Three more relevant encounters are produced between creator and creation. The second happens when Frankenstein destroys the limbs of the potential female monster. Although the decision is correct it is too late and the monster curses him and his family. He doesn’t waste time and slaughters Clerval hastily. In the next meeting the wretch accomplishes his revenge murdering Elizabeth on their wedding-night. The last encounter is marked by the sorrow of the monster and the eternal rest of the daring creator.

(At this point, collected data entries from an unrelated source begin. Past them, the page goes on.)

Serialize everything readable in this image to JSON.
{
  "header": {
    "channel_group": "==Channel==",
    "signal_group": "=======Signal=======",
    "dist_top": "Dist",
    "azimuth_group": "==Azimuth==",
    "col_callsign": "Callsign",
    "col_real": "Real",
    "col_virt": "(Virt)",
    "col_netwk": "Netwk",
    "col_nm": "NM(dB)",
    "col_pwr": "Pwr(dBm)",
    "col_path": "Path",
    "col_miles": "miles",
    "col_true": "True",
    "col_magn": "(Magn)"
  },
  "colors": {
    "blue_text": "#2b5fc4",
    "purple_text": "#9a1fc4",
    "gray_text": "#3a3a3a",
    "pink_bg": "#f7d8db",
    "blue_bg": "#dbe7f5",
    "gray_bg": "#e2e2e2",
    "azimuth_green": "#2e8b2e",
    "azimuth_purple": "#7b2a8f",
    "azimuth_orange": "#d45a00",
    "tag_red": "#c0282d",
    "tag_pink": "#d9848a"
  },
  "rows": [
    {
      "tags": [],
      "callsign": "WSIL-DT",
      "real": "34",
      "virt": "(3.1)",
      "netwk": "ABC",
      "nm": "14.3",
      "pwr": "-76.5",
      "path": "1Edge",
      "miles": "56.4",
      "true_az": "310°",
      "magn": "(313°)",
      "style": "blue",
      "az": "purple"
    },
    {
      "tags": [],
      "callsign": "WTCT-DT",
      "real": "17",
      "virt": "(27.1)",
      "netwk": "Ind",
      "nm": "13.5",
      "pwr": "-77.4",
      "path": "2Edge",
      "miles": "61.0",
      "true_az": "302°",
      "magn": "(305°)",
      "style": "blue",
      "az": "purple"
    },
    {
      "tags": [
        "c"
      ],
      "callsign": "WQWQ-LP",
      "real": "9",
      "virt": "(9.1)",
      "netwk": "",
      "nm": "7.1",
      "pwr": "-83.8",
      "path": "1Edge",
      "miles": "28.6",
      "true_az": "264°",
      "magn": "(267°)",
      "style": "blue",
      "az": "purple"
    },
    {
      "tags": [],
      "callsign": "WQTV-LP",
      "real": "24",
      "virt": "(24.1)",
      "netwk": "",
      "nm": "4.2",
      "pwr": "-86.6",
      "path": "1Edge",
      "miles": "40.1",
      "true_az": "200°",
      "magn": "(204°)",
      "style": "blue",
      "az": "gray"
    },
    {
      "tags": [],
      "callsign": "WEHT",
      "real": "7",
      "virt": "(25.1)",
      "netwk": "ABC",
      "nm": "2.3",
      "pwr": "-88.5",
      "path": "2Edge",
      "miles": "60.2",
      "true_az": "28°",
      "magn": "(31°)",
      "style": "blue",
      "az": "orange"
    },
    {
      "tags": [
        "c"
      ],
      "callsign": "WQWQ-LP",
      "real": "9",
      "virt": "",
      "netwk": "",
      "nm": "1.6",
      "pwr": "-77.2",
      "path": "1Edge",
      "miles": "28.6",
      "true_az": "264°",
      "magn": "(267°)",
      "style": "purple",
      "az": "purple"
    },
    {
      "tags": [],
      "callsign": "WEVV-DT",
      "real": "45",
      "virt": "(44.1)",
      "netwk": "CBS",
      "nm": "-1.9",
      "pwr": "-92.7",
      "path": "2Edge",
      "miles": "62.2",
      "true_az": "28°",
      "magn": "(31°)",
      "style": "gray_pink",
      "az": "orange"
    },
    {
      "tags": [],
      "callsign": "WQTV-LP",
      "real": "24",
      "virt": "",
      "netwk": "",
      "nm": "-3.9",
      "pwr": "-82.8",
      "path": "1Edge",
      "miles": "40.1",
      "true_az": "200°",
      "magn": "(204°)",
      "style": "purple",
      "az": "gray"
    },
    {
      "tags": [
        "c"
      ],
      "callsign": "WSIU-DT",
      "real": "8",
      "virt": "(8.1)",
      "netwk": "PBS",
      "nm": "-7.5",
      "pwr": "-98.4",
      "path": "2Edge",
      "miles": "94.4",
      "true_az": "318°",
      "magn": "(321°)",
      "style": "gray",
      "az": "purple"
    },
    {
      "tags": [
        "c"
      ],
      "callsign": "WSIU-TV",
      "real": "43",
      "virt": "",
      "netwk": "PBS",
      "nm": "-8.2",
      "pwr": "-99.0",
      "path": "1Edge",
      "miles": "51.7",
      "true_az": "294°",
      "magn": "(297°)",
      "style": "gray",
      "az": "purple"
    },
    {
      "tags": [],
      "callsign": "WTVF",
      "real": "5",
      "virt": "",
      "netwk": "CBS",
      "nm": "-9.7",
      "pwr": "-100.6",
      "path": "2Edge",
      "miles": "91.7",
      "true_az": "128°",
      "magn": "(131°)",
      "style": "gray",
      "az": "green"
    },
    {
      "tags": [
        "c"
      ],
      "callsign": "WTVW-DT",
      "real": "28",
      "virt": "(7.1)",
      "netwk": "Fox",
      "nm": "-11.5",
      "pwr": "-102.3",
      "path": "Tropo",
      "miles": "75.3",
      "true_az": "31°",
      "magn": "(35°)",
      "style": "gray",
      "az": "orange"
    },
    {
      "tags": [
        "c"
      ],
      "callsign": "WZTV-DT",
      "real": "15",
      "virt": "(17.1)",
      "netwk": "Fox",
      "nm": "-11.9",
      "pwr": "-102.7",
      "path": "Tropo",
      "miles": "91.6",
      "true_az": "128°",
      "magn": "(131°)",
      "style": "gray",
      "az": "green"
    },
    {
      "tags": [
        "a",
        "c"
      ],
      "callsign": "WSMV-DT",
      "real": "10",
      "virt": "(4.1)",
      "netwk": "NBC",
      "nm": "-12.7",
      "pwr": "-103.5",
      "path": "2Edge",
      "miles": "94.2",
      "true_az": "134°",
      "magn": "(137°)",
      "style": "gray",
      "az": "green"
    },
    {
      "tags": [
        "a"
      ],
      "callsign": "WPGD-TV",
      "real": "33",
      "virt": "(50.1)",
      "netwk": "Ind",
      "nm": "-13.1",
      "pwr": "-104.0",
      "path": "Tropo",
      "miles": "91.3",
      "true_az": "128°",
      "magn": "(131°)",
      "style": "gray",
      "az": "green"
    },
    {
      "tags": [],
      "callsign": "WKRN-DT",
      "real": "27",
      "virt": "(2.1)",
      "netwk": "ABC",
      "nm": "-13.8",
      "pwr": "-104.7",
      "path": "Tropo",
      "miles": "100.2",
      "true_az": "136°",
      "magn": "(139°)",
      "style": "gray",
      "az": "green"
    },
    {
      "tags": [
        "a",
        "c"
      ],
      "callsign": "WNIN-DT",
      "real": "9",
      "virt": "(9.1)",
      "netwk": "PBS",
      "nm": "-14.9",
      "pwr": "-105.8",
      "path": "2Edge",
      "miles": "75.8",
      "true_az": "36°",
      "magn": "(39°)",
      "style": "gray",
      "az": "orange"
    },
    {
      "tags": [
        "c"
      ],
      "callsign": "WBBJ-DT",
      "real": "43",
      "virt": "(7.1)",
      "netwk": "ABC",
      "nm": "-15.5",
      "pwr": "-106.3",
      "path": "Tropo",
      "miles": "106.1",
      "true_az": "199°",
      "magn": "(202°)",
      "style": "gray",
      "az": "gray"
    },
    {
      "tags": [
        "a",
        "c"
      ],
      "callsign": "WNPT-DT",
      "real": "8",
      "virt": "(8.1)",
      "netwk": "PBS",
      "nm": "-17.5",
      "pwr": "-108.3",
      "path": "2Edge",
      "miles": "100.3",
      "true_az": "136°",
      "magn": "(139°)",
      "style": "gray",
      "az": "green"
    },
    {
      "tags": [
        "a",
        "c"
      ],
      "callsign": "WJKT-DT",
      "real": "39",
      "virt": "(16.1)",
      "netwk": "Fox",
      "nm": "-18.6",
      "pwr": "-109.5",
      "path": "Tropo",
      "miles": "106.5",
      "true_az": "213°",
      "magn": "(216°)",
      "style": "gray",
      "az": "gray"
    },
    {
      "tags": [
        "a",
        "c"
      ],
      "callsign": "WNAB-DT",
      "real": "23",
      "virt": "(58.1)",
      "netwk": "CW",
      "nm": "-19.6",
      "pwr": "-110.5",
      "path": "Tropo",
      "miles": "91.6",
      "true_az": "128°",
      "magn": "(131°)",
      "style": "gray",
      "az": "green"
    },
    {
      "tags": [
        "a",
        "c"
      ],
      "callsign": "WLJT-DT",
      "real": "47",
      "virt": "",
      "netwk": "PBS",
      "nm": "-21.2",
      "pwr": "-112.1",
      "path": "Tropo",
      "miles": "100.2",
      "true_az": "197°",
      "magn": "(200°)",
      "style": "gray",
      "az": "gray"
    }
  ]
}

The parallelism between the two main characters is complete at the end, when both look for the death of his antagonist, although Victor still searches to prevent mankind from that devil. He will fail, but the monster will die in proper time by his own determination without spreading more havoc. The roles of creator and creature are sometimes inverted. Frankenstein gave life to the monster but during the novel it is the wretch who controls life and death like an impassive God. He is omnipresent and appears always in the right moment. He has a supernatural supremacy of time and space. And the doctor becomes the punished son who has committed an abhorrent error. The giant represents both the imperfection and evil of man and the anger of a defied Lord.
Mary Shelley titled her work as Frankenstein or the modern Prometheus because she resumed the myth of the titan that created man and challenged Zeus by stealing the Fire of the Gods as a present for mankind. He was punished and chained to a Caucasus mountain where an eagle ate his liver everyday inflicting him an unbearable agony. Fire represented supreme intelligence and wisdom, that is why Doctor Victor Frankenstein shares with the titan the absolute knowledge to give life. In the Greek tradition Prometheus was liberated by Heracles and in Mary Shelley’s Frankenstein it is the wretched giant who frees Victor not from chains, but from painful life.
The myth of Prometheus is also renewed in Prometheus unbound, by Percy Bysshee Shelley, husband of Mary, who obviously highly influenced the creation of this novel of predestination, ambition, wilderness, solitude, guilt, nature and beautiful horror.